Shared and unique DEGs in endometria at different stages of endometrosis. Venn diagram showing up-regulated (A) and down-regulated (B) shared and unique DEGs in categories IIA and IIB in comparison to category I endometria in the follicular phase of the estrous cycle.

Figure 2

Endometrial infiltration of macrophages. Representative immunostaining of CD68 in categories I (A) and IIA (B) endometria in the follicular phase of the estrous cycle. (C) negative control; scale bar, 50 µM. The white arrows indicate the macrophages. (D) The number of positive CD68⁺ cells counted in endometrial regions; Asterisks denote statistical differences (*P < 0.05).

Figure 3

Top 10 significant GO biological processes in endometria at different stages of endometrosis. (A) category IIA vs I endometria, (B) category IIB vs I endometria, (C) category IIB vs IIA endometria visualized using ShinyGO software (FDR ≤ 0.05; hypergeometric test followed by FDR correction).

Figure 4

The effect of TGF-β1 on expression of ADAMTS and HK2 mRNA expression in equine endometrial fibroblasts. TGF-β1 treatment (10 ng/ml) on (A–C) ADAMTS1, (D–F) ADAMTS4, (G–I) ADAMTS5, (J–L) ADAMTS9, (M–O) HK2 mRNA transcription in in vitro cultured fibroblast derived from categories I, IIA and IIB endometria. Results are presented as a fold change. Asterisks denote statistical differences (*P < 0.05; **P < 0.01; ***P < 0.001) as determined by the nonparametric Mann–Whitney U test.

Figure 5

The effect of IL-4 on expression of ADAMTS mRNA expression in equine endometrial fibroblasts. IL-4 treatment (10 ng/ml) on (A,B) ADAMTS1, (C,D) ADAMTS4, (E,F) ADAMTS5, (G,H) ADAMTS9 mRNA transcription in in vitro cultured fibroblast derived from (A,C,E,G) categories I and (B,D,F,H) IIA endometria. Results are presented as a fold change. Asterisks denote statistical differences (*P < 0.05; **P < 0.01) as determined by the nonparametric Mann–Whitney U test.

Figure 6

The effect of IL-13 on expression of ADAMTS mRNA expression in equine endometrial fibroblasts. IL-13 treatment (10 ng/ml) on (A,B) ADAMTS1, (C,D) ADAMTS4, (E,F) ADAMTS5, (G,H) ADAMTS9 mRNA transcription in in vitro cultured fibroblast derived from (A,C,E,G) categories I and (B,D,F,H) IIB endometria.
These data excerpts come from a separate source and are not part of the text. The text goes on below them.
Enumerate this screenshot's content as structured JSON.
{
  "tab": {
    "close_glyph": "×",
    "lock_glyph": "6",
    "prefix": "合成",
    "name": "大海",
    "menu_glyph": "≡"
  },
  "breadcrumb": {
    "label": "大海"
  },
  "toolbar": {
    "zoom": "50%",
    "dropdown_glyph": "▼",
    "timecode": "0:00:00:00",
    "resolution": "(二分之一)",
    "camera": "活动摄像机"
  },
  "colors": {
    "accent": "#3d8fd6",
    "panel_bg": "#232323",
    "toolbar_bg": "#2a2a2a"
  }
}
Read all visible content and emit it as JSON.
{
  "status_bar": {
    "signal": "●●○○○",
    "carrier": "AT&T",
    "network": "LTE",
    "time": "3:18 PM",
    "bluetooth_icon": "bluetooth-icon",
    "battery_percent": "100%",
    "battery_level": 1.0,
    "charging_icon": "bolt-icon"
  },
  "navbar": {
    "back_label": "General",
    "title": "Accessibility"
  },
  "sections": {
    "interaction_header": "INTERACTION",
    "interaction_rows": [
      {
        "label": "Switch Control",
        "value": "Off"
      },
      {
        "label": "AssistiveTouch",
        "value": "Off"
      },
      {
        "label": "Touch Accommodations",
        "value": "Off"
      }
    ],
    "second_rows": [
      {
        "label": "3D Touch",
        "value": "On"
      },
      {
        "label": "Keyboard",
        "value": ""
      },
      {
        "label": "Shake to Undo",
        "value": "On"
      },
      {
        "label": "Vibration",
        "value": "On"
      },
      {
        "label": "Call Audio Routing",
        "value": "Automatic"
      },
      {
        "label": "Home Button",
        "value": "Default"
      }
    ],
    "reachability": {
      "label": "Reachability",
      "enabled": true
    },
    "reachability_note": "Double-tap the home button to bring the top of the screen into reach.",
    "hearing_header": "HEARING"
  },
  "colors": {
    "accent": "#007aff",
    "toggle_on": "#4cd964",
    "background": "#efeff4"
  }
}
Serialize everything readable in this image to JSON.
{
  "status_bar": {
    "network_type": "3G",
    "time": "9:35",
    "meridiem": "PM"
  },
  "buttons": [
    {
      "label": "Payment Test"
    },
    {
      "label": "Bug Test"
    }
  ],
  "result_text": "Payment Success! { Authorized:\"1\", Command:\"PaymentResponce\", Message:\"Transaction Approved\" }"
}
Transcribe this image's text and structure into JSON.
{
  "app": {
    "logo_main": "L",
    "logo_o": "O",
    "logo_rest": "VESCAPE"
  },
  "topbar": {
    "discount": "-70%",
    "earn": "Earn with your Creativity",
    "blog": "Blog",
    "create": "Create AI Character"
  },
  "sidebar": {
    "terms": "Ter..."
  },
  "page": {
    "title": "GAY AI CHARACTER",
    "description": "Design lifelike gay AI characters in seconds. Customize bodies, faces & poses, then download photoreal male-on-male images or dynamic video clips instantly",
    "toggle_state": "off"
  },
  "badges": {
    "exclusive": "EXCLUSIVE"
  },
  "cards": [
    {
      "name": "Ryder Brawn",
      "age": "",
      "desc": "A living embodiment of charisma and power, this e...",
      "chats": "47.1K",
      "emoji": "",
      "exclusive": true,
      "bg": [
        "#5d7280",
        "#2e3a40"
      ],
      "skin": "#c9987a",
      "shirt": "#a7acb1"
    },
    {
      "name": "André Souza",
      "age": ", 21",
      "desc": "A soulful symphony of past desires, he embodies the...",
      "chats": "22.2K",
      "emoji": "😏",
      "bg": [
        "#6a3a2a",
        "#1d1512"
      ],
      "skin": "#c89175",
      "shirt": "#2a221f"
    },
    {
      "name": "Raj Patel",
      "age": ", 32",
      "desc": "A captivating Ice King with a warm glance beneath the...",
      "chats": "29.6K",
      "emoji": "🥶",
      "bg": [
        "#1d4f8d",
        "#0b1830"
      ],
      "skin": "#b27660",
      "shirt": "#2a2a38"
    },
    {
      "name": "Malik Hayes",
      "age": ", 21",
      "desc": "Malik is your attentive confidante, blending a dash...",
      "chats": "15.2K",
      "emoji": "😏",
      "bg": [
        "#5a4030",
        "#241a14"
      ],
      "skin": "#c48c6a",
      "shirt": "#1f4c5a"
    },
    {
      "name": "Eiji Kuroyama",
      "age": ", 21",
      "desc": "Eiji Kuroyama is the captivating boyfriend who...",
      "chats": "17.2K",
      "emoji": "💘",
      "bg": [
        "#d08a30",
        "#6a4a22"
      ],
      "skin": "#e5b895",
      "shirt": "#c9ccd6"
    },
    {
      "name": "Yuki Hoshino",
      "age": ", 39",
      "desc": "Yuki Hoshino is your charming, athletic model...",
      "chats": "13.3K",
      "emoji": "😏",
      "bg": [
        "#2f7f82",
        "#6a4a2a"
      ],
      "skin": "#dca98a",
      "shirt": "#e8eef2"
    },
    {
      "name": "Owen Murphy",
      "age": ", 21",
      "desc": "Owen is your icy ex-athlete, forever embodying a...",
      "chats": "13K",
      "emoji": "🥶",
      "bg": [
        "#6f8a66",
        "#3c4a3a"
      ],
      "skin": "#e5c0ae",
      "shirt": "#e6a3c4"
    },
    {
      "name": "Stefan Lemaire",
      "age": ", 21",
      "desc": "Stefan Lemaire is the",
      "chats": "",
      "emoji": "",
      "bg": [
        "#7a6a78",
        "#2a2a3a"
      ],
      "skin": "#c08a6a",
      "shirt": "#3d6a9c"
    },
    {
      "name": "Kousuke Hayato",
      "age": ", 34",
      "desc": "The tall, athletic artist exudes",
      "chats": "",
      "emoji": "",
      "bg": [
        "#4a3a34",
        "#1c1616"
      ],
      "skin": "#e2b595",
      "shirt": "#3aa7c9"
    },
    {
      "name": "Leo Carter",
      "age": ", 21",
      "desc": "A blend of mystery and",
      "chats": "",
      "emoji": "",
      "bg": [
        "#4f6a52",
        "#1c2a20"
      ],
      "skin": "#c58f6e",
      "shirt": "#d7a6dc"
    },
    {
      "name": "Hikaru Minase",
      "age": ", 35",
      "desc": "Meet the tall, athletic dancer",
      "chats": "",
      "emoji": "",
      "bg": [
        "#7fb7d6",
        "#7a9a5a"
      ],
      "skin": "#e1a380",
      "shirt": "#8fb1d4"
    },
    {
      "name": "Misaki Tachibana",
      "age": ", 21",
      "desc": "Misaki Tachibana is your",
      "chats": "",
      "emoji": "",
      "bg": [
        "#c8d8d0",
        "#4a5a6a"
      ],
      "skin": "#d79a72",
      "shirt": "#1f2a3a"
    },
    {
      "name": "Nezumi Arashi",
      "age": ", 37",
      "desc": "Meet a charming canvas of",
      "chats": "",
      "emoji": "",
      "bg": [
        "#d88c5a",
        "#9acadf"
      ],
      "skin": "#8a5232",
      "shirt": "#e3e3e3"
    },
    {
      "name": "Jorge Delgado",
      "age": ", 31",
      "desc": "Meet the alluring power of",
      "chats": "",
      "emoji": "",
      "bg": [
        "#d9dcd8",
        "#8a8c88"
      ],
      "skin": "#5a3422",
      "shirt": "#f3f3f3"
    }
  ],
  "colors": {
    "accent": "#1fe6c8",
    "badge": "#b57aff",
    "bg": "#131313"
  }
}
Results are presented as a fold change. Asterisks denote statistical differences (**P < 0.01) as determined by the nonparametric Mann–Whitney U test.

Figure 7

The effect of IL-17 on expression of ADAMTS mRNA expression in equine endometrial fibroblasts. IL-17 treatment (10 ng/ml) on (A,B) ADAMTS1, (C,D) ADAMTS4, (E,F) ADAMTS5, (G,H) ADAMTS9 mRNA transcription in in vitro cultured fibroblast derived from (A,C,E,G) categories I and (B,D,F,H) IIB endometria. Results are presented as a fold change. Asterisks denote statistical differences (*P < 0.05) as determined by the nonparametric Mann–Whitney U test.